This hearty winter squash casserole is a comforting and delicious dish, perfect for fall and winter meals. It features tender butternut or acorn squash baked to perfection.
Author:Chloe Thompson
Prep Time:15 minutes
Cook Time:25 minutes
Total Time:40 minutes
Yield:6 servings
Category:Side Dish
Method:Baking
Cuisine:American
Diet:Vegetarian
Ingredients
Scale
1 medium butternut squash (about 2 lbs), peeled, seeded, and cubed
1 medium acorn squash (about 1.5 lbs), peeled, seeded, and cubed
2 tablespoons olive oil
1 teaspoon salt
1/2 teaspoon black pepper
1/2 cup breadcrumbs
1/4 cup grated Parmesan cheese
2 tablespoons melted butter
Instructions
Preheat your oven to 400°F (200°C).
In a large bowl, toss the cubed butternut and acorn squash with olive oil, salt, and pepper until evenly coated.

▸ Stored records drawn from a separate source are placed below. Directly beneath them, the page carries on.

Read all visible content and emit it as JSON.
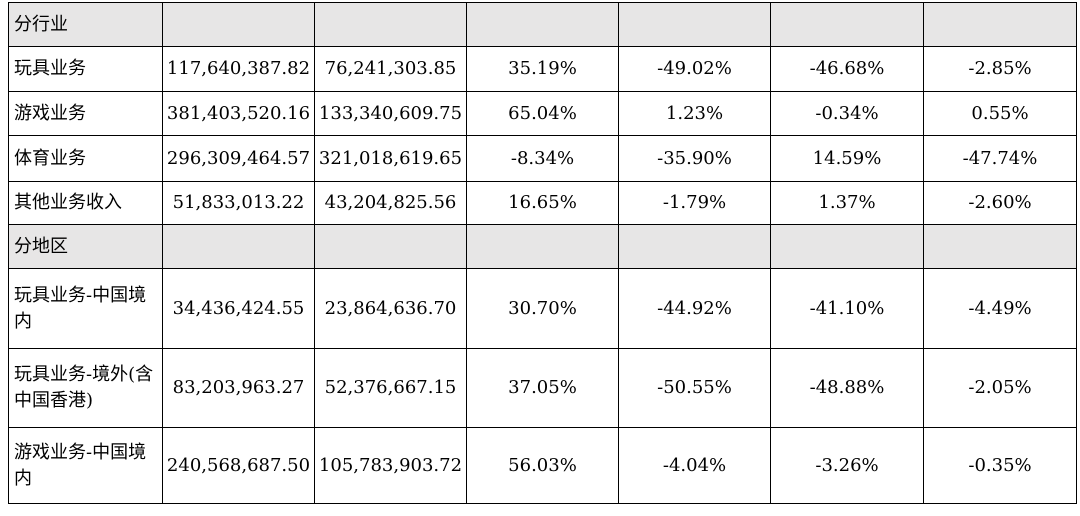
{
  "sections": {
    "industry": {
      "label": "分行业"
    },
    "region": {
      "label": "分地区"
    }
  },
  "rows": [
    {
      "name": "玩具业务",
      "c1": "117,640,387.82",
      "c2": "76,241,303.85",
      "c3": "35.19%",
      "c4": "-49.02%",
      "c5": "-46.68%",
      "c6": "-2.85%"
    },
    {
      "name": "游戏业务",
      "c1": "381,403,520.16",
      "c2": "133,340,609.75",
      "c3": "65.04%",
      "c4": "1.23%",
      "c5": "-0.34%",
      "c6": "0.55%"
    },
    {
      "name": "体育业务",
      "c1": "296,309,464.57",
      "c2": "321,018,619.65",
      "c3": "-8.34%",
      "c4": "-35.90%",
      "c5": "14.59%",
      "c6": "-47.74%"
    },
    {
      "name": "其他业务收入",
      "c1": "51,833,013.22",
      "c2": "43,204,825.56",
      "c3": "16.65%",
      "c4": "-1.79%",
      "c5": "1.37%",
      "c6": "-2.60%"
    },
    {
      "name": "玩具业务-中国境内",
      "c1": "34,436,424.55",
      "c2": "23,864,636.70",
      "c3": "30.70%",
      "c4": "-44.92%",
      "c5": "-41.10%",
      "c6": "-4.49%"
    },
    {
      "name": "玩具业务-境外(含中国香港)",
      "c1": "83,203,963.27",
      "c2": "52,376,667.15",
      "c3": "37.05%",
      "c4": "-50.55%",
      "c5": "-48.88%",
      "c6": "-2.05%"
    },
    {
      "name": "游戏业务-中国境内",
      "c1": "240,568,687.50",
      "c2": "105,783,903.72",
      "c3": "56.03%",
      "c4": "-4.04%",
      "c5": "-3.26%",
      "c6": "-0.35%"
    }
  ]
}
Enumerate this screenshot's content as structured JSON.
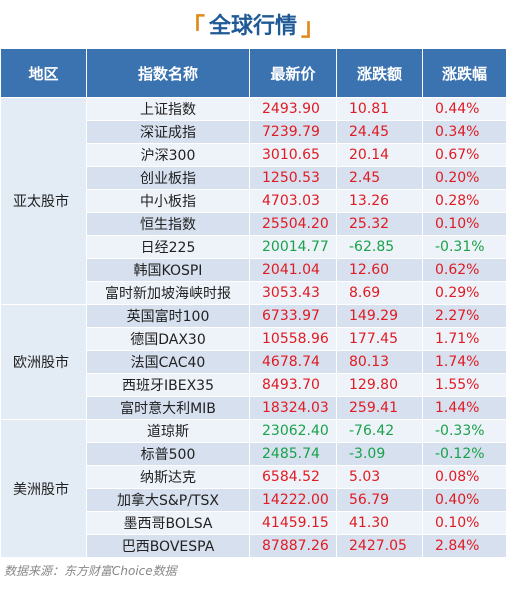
{
  "title": "全球行情",
  "title_left_bracket": "「",
  "title_right_bracket": "」",
  "columns": [
    "地区",
    "指数名称",
    "最新价",
    "涨跌额",
    "涨跌幅"
  ],
  "regions": [
    {
      "name": "亚太股市",
      "rows": [
        {
          "name": "上证指数",
          "price": "2493.90",
          "change": "10.81",
          "pct": "0.44%",
          "dir": "up"
        },
        {
          "name": "深证成指",
          "price": "7239.79",
          "change": "24.45",
          "pct": "0.34%",
          "dir": "up"
        },
        {
          "name": "沪深300",
          "price": "3010.65",
          "change": "20.14",
          "pct": "0.67%",
          "dir": "up"
        },
        {
          "name": "创业板指",
          "price": "1250.53",
          "change": "2.45",
          "pct": "0.20%",
          "dir": "up"
        },
        {
          "name": "中小板指",
          "price": "4703.03",
          "change": "13.26",
          "pct": "0.28%",
          "dir": "up"
        },
        {
          "name": "恒生指数",
          "price": "25504.20",
          "change": "25.32",
          "pct": "0.10%",
          "dir": "up"
        },
        {
          "name": "日经225",
          "price": "20014.77",
          "change": "-62.85",
          "pct": "-0.31%",
          "dir": "down"
        },
        {
          "name": "韩国KOSPI",
          "price": "2041.04",
          "change": "12.60",
          "pct": "0.62%",
          "dir": "up"
        },
        {
          "name": "富时新加坡海峡时报",
          "price": "3053.43",
          "change": "8.69",
          "pct": "0.29%",
          "dir": "up"
        }
      ]
    },
    {
      "name": "欧洲股市",
      "rows": [
        {
          "name": "英国富时100",
          "price": "6733.97",
          "change": "149.29",
          "pct": "2.27%",
          "dir": "up"
        },
        {
          "name": "德国DAX30",
          "price": "10558.96",
          "change": "177.45",
          "pct": "1.71%",
          "dir": "up"
        },
        {
          "name": "法国CAC40",
          "price": "4678.74",
          "change": "80.13",
          "pct": "1.74%",
          "dir": "up"
        },
        {
          "name": "西班牙IBEX35",
          "price": "8493.70",
          "change": "129.80",
          "pct": "1.55%",
          "dir": "up"
        },
        {
          "name": "富时意大利MIB",
          "price": "18324.03",
          "change": "259.41",
          "pct": "1.44%",
          "dir": "up"
        }
      ]
    },
    {
      "name": "美洲股市",
      "rows": [
        {
          "name": "道琼斯",
          "price": "23062.40",
          "change": "-76.42",
          "pct": "-0.33%",
          "dir": "down"
        },
        {
          "name": "标普500",
          "price": "2485.74",
          "change": "-3.09",
          "pct": "-0.12%",
          "dir": "down"
        },
        {
          "name": "纳斯达克",
          "price": "6584.52",
          "change": "5.03",
          "pct": "0.08%",
          "dir": "up"
        },
        {
          "name": "加拿大S&P/TSX",
          "price": "14222.00",
          "change": "56.79",
          "pct": "0.40%",
          "dir": "up"
        },
        {
          "name": "墨西哥BOLSA",
          "price": "41459.15",
          "change": "41.30",
          "pct": "0.10%",
          "dir": "up"
        },
        {
          "name": "巴西BOVESPA",
          "price": "87887.26",
          "change": "2427.05",
          "pct": "2.84%",
          "dir": "up"
        }
      ]
    }
  ],
  "colors": {
    "header_bg": "#3b73b1",
    "title_text": "#1f5a96",
    "bracket": "#e08a18",
    "up": "#e01b22",
    "down": "#1aa24b",
    "row_light": "#eef2f9",
    "row_dark": "#d6e0ef",
    "region_bg": "#e3ebf5"
  },
  "source_text": "数据来源：东方财富Choice数据"
}
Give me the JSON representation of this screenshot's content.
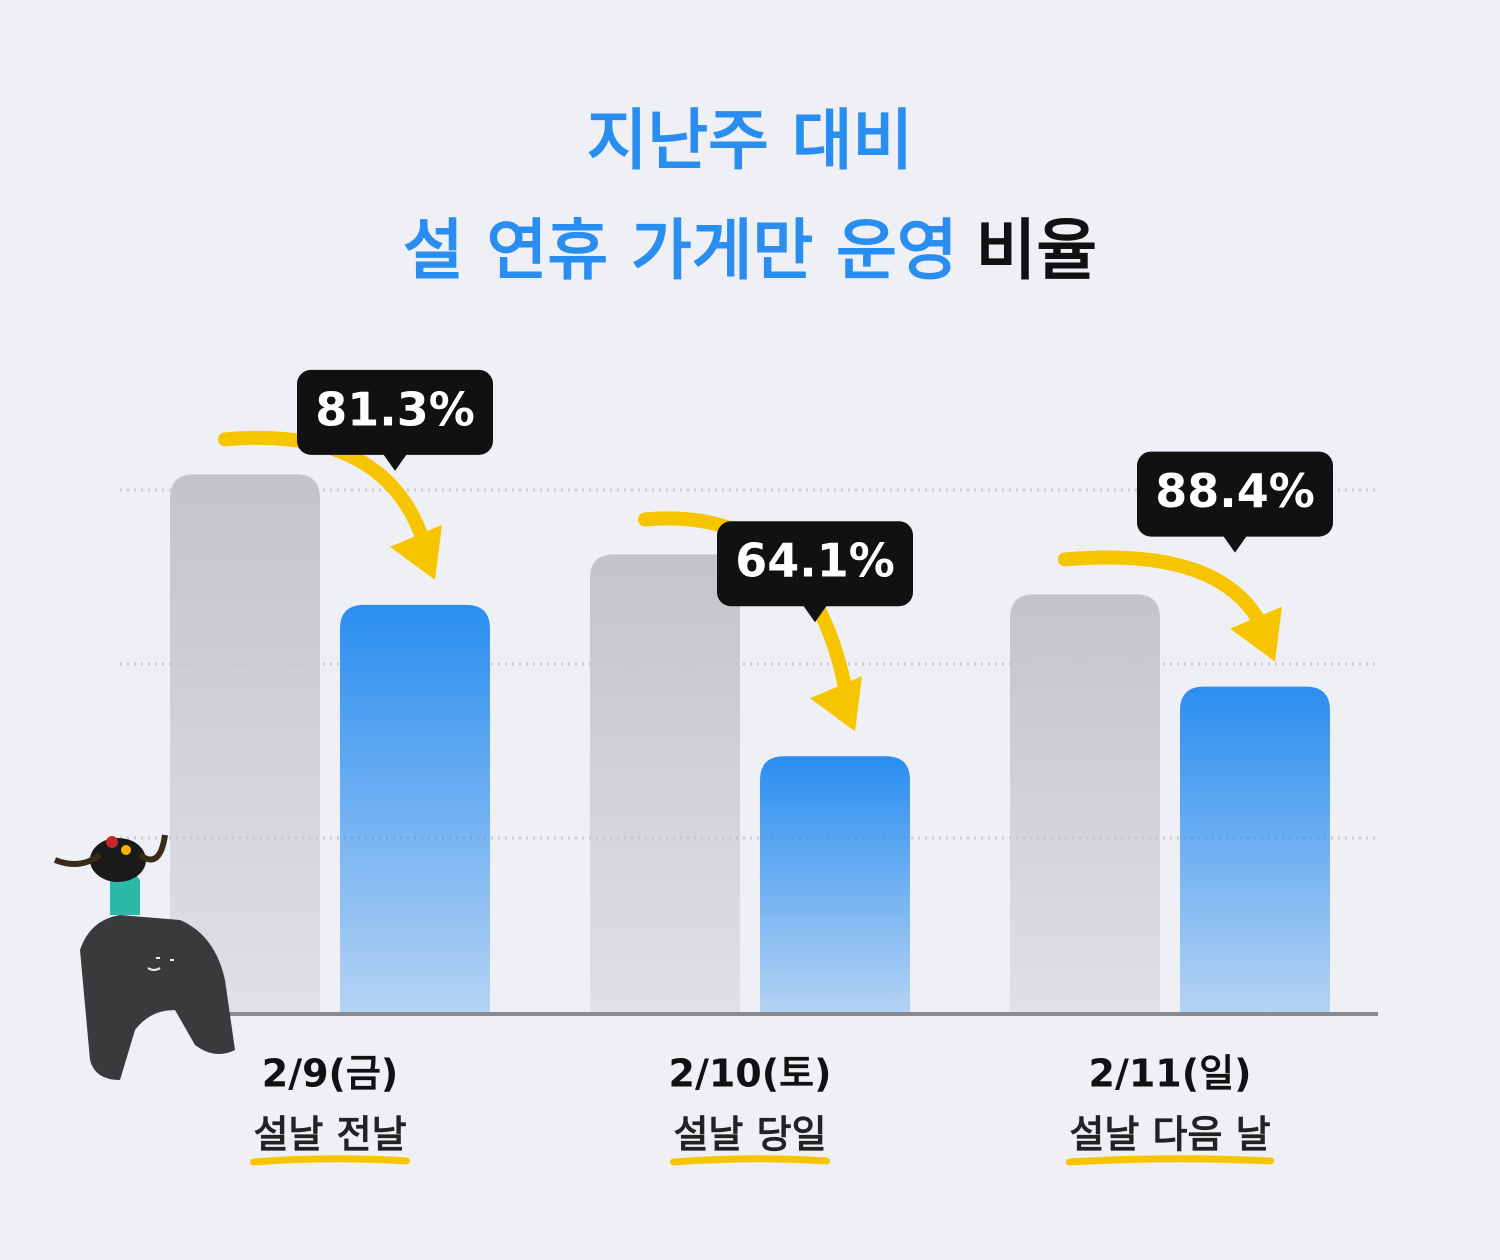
{
  "chart_data": {
    "type": "bar",
    "title": [
      "지난주 대비",
      "설 연휴 가게만 운영"
    ],
    "title_suffix": "비율",
    "categories": [
      "2/9(금)",
      "2/10(토)",
      "2/11(일)"
    ],
    "subcategories": [
      "설날 전날",
      "설날 당일",
      "설날 다음 날"
    ],
    "callouts": [
      "81.3%",
      "64.1%",
      "88.4%"
    ],
    "series": [
      {
        "color": "#c3c4c8",
        "values": [
          3.09,
          2.63,
          2.4
        ]
      },
      {
        "color": "#2a8ef0",
        "values": [
          2.34,
          1.47,
          1.87
        ]
      }
    ],
    "ylim": [
      0,
      3.5
    ],
    "yticks": [
      1,
      2,
      3
    ],
    "grid": true
  }
}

Spread the squash in a single layer on a baking sheet.
Roast for 20-25 minutes, or until the squash is tender and slightly caramelized.
While the squash is roasting, in a small bowl, combine the breadcrumbs, Parmesan cheese, and melted butter.
Remove the squash from the oven and transfer it to a casserole dish.
Sprinkle the breadcrumb mixture evenly over the top of the squash.
Return the casserole to the oven and bake for another 5 minutes, or until the topping is golden brown and crispy.
Let it rest for a few minutes before serving.
Notes
You can use any variety of winter squash you prefer.
For a sweeter casserole, add a tablespoon of maple syrup to the squash before roasting.
This casserole can be made ahead of time and reheated before serving.